Chen et al. (2026): Integrating transformer-based learning and Sentinel-2 bare soil composites for soil organic carbon mapping in the black soil region of Northeast China
Na Chen, Zhikang Wei, Xuancheng Jin, Nan Lin, Fan Yang, Ling Zhao and Song Wu, IN: Scientific Reports, https://doi.org/10.1038/s41598-025-33682-4
Accurate assessment of soil organic carbon (SOC) is essential for sustainable cropland management and carbon sequestration monitoring. However, high-resolution SOC mapping remains challenging due to two persistent limitations: (1) the difficulty of extracting true bare-soil reflectance—especially when single-date imagery is used and spectral signals remain influenced by vegetation, residue, and soil moisture; and (2) reliance on models that require large training datasets and may underperform in typical small-sample soil survey settings.
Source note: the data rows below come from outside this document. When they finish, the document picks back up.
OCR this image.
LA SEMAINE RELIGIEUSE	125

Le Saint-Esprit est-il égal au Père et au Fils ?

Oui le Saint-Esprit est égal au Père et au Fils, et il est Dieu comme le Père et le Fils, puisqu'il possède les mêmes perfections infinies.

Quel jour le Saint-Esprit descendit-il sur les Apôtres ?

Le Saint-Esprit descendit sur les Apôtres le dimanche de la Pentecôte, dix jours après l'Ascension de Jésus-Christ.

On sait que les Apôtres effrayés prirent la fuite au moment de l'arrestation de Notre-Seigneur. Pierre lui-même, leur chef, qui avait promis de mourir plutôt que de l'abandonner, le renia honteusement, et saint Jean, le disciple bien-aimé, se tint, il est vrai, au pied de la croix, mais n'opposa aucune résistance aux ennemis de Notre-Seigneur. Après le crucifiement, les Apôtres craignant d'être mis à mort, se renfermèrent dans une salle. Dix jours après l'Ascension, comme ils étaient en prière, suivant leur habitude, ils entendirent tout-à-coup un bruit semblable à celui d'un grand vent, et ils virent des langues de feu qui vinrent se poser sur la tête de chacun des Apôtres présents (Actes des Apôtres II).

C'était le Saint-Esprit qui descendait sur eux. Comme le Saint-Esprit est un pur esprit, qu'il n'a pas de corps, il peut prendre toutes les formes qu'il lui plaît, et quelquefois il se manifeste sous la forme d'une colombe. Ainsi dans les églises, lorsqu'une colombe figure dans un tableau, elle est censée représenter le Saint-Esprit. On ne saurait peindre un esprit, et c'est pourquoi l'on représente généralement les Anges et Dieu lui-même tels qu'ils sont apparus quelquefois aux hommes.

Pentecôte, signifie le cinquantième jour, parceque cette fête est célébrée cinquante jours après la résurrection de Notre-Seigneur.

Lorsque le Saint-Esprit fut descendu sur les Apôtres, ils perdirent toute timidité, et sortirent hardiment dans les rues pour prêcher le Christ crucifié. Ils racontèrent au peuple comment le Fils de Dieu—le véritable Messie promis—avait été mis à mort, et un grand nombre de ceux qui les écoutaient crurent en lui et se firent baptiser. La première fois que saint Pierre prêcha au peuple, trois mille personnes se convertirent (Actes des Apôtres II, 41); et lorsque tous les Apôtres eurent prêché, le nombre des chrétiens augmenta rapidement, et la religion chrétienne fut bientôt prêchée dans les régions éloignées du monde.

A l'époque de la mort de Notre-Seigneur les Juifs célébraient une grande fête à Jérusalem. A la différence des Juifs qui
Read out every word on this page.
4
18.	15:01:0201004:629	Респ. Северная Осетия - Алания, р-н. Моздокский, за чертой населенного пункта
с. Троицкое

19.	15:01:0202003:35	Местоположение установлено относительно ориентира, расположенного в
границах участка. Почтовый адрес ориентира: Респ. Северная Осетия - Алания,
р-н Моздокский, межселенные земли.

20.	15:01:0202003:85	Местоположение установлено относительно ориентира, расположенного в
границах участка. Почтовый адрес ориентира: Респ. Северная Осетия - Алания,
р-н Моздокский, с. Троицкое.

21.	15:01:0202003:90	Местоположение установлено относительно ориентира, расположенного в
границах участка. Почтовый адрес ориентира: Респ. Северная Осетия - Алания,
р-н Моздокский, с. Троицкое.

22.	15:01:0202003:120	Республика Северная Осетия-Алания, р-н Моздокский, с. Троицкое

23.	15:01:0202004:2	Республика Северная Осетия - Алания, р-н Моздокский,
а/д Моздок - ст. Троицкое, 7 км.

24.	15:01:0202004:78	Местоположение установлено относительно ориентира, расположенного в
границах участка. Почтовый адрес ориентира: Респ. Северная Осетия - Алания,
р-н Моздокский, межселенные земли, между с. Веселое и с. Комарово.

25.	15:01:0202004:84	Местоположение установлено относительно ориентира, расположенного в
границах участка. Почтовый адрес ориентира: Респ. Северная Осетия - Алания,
To address these challenges, the authors developed an approach that integrates multi-temporal Sentinel-2 bare-soil composites with a transformer-based foundation model—Tabular Prior-data Fitted Network (TabPFN)—for SOC prediction in the black soil region of Northeast China. Bare soil pixels were extracted using a Normalized Difference Vegetation Index threshold (0.1–0.4), and two compositing strategies—the 50th percentile (P50) and 90th percentile (P90)—were compared. The authors systematically evaluated three advanced algorithms: TabPFN, convolutional neural network (CNN), and Extreme Gradient Boosting (XGBoost).